As votações foram organizadas como resposta à contraofensiva de Kiev, que com o apoio das armas fornecidas pelas potências ocidentais recuperou milhares de quilômetros quadrados dos russos desde o início de setembro, e recordam a estratégia utilizada para a anexação da Crimeia em 2014.
As cinco regiões representam pouco mais de 20% da superfície ucraniana.
Nesta terça-feira, o presidente russo, Vladimir Putin, afirmou que os referendos pretendem "salvar as populações" que moram nestes territórios.
A China, aliado importante da Rússia, não criticou abertamente os referendos, mas pediu o respeito à "integridade territorial de todos os países".
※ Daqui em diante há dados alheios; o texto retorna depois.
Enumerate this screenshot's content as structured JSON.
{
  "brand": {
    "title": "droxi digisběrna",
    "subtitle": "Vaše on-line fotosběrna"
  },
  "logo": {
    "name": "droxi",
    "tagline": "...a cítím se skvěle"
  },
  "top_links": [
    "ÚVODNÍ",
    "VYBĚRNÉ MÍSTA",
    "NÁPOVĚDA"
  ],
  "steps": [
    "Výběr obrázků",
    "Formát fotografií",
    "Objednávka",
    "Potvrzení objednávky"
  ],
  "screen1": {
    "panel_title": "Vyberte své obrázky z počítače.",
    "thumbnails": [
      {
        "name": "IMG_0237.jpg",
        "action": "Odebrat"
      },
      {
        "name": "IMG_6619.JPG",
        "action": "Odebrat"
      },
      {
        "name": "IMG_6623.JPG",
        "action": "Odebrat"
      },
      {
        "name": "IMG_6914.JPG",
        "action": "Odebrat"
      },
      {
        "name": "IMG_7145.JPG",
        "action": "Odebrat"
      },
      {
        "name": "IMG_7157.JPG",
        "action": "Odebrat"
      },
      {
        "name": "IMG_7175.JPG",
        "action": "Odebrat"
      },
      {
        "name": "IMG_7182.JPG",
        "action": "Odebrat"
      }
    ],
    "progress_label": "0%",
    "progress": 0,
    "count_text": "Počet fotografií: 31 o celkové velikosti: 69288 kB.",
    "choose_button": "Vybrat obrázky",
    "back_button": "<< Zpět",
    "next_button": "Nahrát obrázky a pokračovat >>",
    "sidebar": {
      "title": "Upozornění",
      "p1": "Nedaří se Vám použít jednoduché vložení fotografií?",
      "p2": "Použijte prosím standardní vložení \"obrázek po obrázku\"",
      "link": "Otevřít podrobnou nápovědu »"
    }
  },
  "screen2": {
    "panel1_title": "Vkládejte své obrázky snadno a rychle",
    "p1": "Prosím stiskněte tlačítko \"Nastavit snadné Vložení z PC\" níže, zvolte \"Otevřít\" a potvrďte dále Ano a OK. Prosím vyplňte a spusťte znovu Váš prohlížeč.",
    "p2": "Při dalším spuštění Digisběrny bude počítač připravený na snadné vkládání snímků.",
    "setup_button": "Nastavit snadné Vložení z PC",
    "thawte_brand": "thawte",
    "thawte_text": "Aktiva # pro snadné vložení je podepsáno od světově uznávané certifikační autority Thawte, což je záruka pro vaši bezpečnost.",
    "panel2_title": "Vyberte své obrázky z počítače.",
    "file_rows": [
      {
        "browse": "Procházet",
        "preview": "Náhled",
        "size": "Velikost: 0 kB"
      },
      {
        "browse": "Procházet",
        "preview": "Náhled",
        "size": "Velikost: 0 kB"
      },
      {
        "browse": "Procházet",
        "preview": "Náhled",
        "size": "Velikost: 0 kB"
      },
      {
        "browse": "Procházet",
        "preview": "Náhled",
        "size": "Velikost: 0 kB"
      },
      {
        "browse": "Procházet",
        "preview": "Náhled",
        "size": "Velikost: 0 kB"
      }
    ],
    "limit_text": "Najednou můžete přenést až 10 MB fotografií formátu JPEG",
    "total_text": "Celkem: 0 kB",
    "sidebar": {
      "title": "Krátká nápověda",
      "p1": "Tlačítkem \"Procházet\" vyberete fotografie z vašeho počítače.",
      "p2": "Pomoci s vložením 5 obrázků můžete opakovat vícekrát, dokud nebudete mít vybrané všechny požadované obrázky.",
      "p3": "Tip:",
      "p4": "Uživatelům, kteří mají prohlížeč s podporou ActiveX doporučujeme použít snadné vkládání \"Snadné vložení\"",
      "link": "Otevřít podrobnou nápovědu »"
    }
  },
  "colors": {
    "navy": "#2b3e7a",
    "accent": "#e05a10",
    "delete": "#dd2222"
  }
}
Nenhuma crítica ou ameaça parece abalar Moscou, que organizou os referendos às pressas, em um momento de vitórias militares ucranianas, com a abertura de centenas de locais de votação nos quatro territórios e na Rússia - para permitir o voto dos deslocados pelo conflito.
As autoridades pró-Rússia informaram que na terça-feira à noite ou nos próximos dias serão anunciados "resultados provisórios". Em seguida, o Parlamento russo deve aprovar um texto para formalizar a integração das quatro regiões
Na atual fase do conflito, a Rússia anunciou uma mobilização de reservistas que pretende recrutar 300.000 soldados, o que provocou um êxodo de russos para países vizinhos.
Nesta terça-feira, a tendência foi confirmada por Geórgia e Cazaquistão. Os deslocamentos também são observados para países como Finlândia e Mongólia.
"Eu não sou bucha de canhão, não sou um assassino", disse à AFP Nikita, um russo de 23 anos que cruzou a fronteira com a Geórgia.
O ministério da Defesa da Rússia informou que não solicitará a extradição dos milhares de homens que fugiram para países vizinhos para escapar do recrutamento.
No campo de batalha, a Ucrânia reivindicou avanços territoriais no leste e o governador de Kharkiv anunciou que as forças ucranianas recuperaram a localidade de Kupiansk-Vuzlovyi, "um dos centros logísticos e ferroviários" da região.
A Rússia afirmou que provocou grandes perdas a seu adversário.
Nos últimos dias, os ataques russos com drones de fabricação iraniana aumentaram, em particular na cidade costeira de Odessa, um grande porto do Mar Negro, onde dois aparelhos atingiram na segunda-feira a infraestrutura militar e provocaram um grande incêndio, assim como a explosão de munições, de acordo com o comando militar.
Ao mesmo tempo, os dois gasodutos Nord Stream que transportam gás russo para a Europa sofreram vazamentos significativos, segundo Suécia e Dinamarca.
Os dois gasodutos, no Mar Báltico, estão fora de serviço, mas cheios de gás. De acordo com sismólogos suecos, pouco antes de os vazamentos serem observados, duas explosões submarinas foram registradas, provavelmente devido "a algum tipo de detonação".
A Ucrânia disse que provavelmente foi um "ataque terrorista" planejado por Moscou contra a União Europeia. A Rússia afirmou estar "extremamente preocupada" e disse que não descarta "nenhuma" hipótese, incluindo sabotagem.